Spending a week in the Sukkah, we recall that God provided shelter to our ancestors during their forty years of desert wanderings. If the weather is too cold—or, more likely here in Arkansas, too hot—we become aware that the physical shelter is unlike our more comfortable homes. When rain falls, we abandon the Sukkah for our homes—mindful that, like our our ancestors in the wilderness, too many of the world’s poor enjoy no such luxury. A Sukkah is a fitting temporary dwelling and a place for our most joyous celebration, but only because it is adjacent to a sturdy house or apartment.

In January 2011, I visited Haiti as part of an American Jewish World Service mission. A year after a devastating earthquake, I walked through a tent city, where tens of thousands of men, women, and children lived in dwelling with “walls” and “roofs” no stronger than the material that makes our garbage bags. Residents might stay dry in a light rain, but would be imperiled in a tropical storm, worse in a hurricane, an annual event there.
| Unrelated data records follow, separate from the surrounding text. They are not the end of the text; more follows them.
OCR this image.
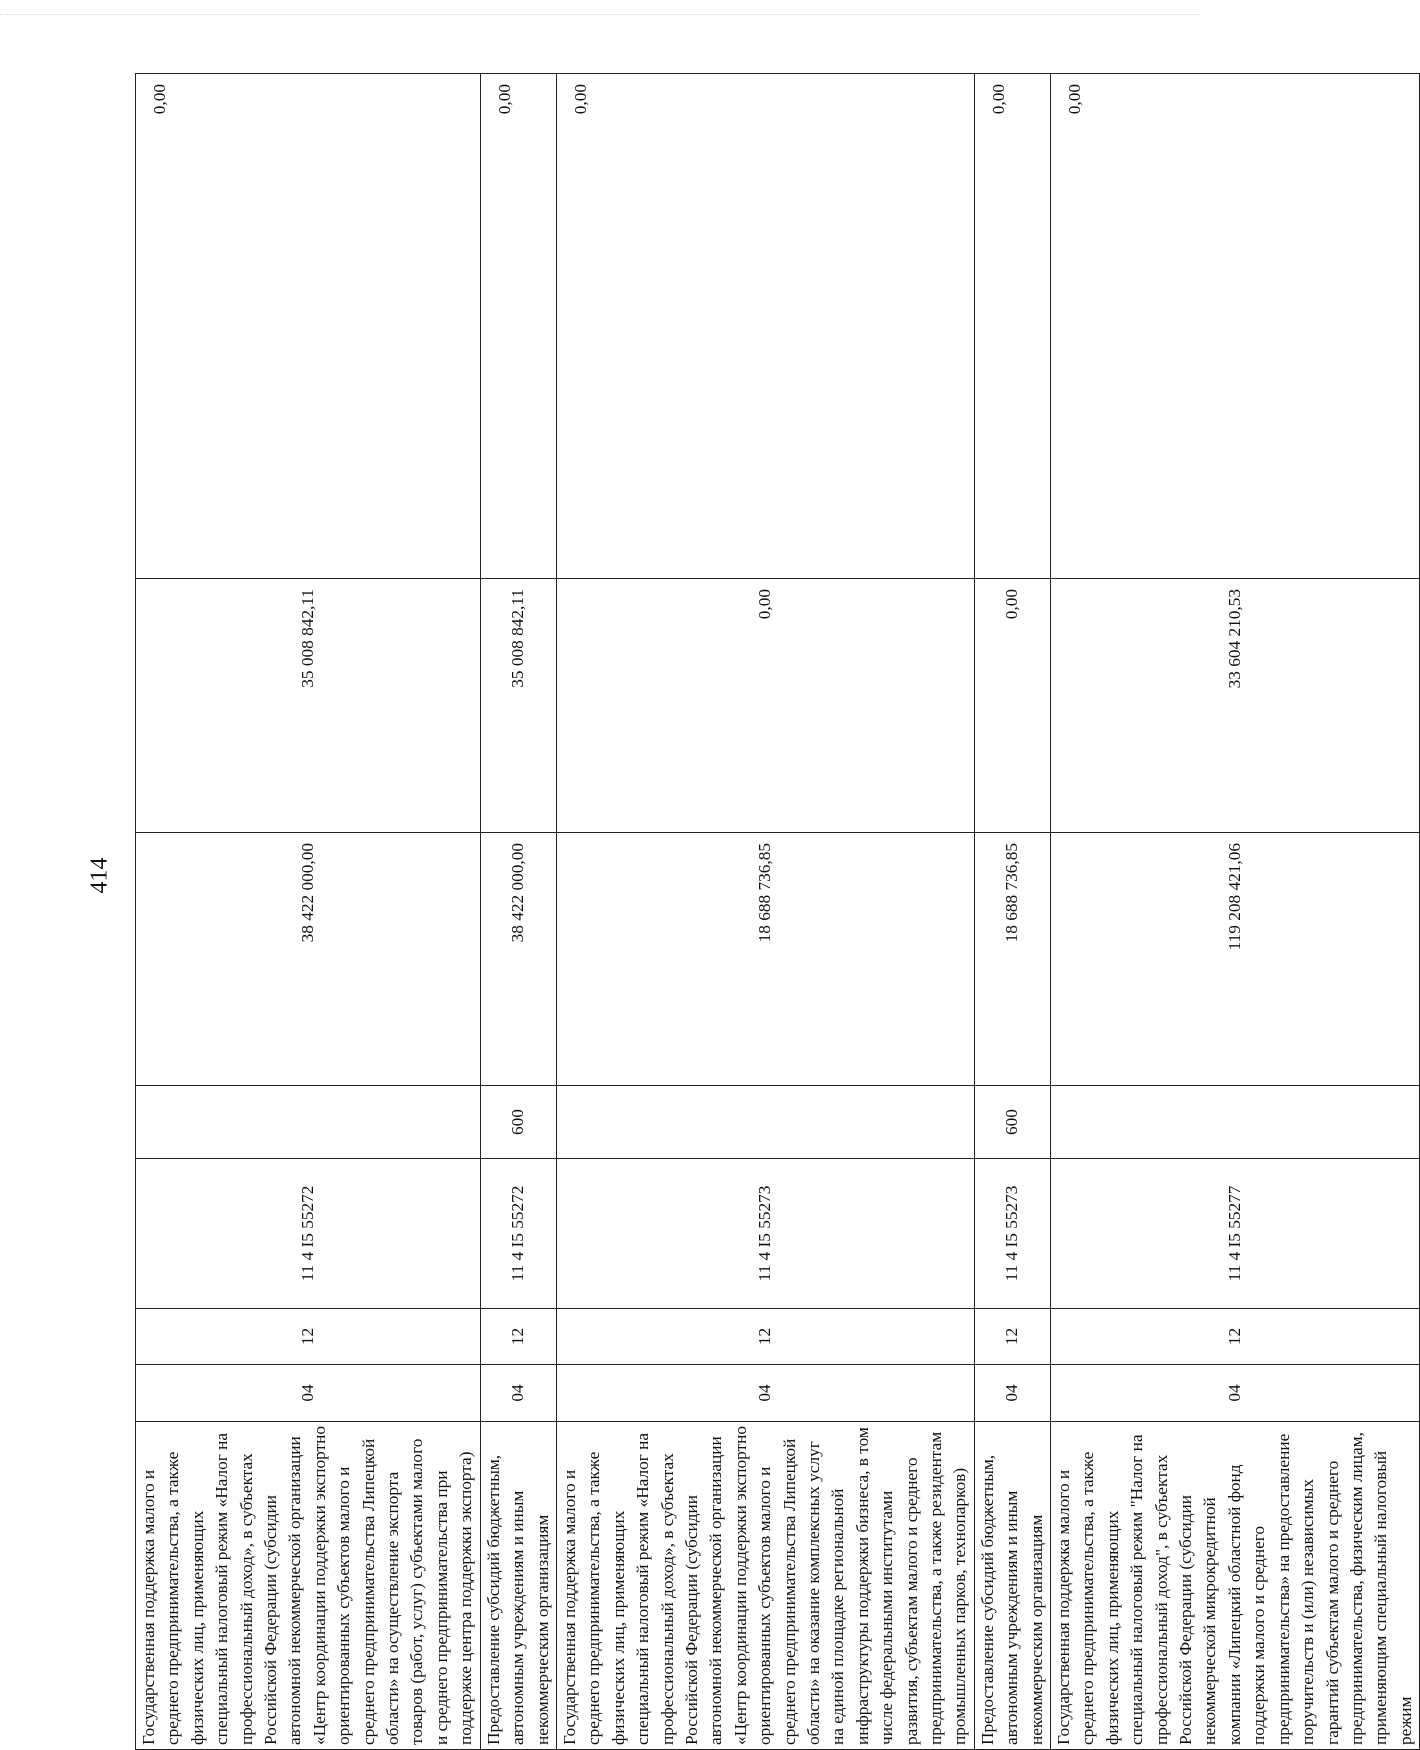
414
Государственная поддержка малого и среднего предпринимательства, а также физических лиц, применяющих специальный налоговый режим «Налог на профессиональный доход», в субъектах Российской Федерации (субсидии автономной некоммерческой организации «Центр координации поддержки экспортно ориентированных субъектов малого и среднего предпринимательства Липецкой области» на осуществление экспорта товаров (работ, услуг) субъектами малого и среднего предпринимательства при поддержке центра поддержки экспорта)	04	12	11 4 I5 55272		38 422 000,00	35 008 842,11	0,00
Предоставление субсидий бюджетным, автономным учреждениям и иным некоммерческим организациям	04	12	11 4 I5 55272	600	38 422 000,00	35 008 842,11	0,00
Государственная поддержка малого и среднего предпринимательства, а также физических лиц, применяющих специальный налоговый режим «Налог на профессиональный доход», в субъектах Российской Федерации (субсидии автономной некоммерческой организации «Центр координации поддержки экспортно ориентированных субъектов малого и среднего предпринимательства Липецкой области» на оказание комплексных услуг на единой площадке региональной инфраструктуры поддержки бизнеса, в том числе федеральными институтами развития, субъектам малого и среднего предпринимательства, а также резидентам промышленных парков, технопарков)	04	12	11 4 I5 55273		18 688 736,85	0,00	0,00
Предоставление субсидий бюджетным, автономным учреждениям и иным некоммерческим организациям	04	12	11 4 I5 55273	600	18 688 736,85	0,00	0,00
Государственная поддержка малого и среднего предпринимательства, а также физических лиц, применяющих специальный налоговый режим "Налог на профессиональный доход", в субъектах Российской Федерации (субсидии некоммерческой микрокредитной компании «Липецкий областной фонд поддержки малого и среднего предпринимательства» на предоставление поручительств и (или) независимых гарантий субъектам малого и среднего предпринимательства, физическим лицам, применяющим специальный налоговый режим	04	12	11 4 I5 55277		119 208 421,06	33 604 210,53	0,00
Dwelling in the Sukkah, let us commit ourselves to assuring better housing for the poor—in our own community, throughout the United States, and around the world—not only for one week of the year, but always.


Rabbi Barry H. Block serves Congregation B’nai Israel in Little Rock, Arkansas. He is the editor of The Mussar Torah Commentary, (CCAR Press, 2020), a Trustee of the Central Conference of American Rabbis, and the Rabbinic Dean of URJ Henry S. Jacobs Camp.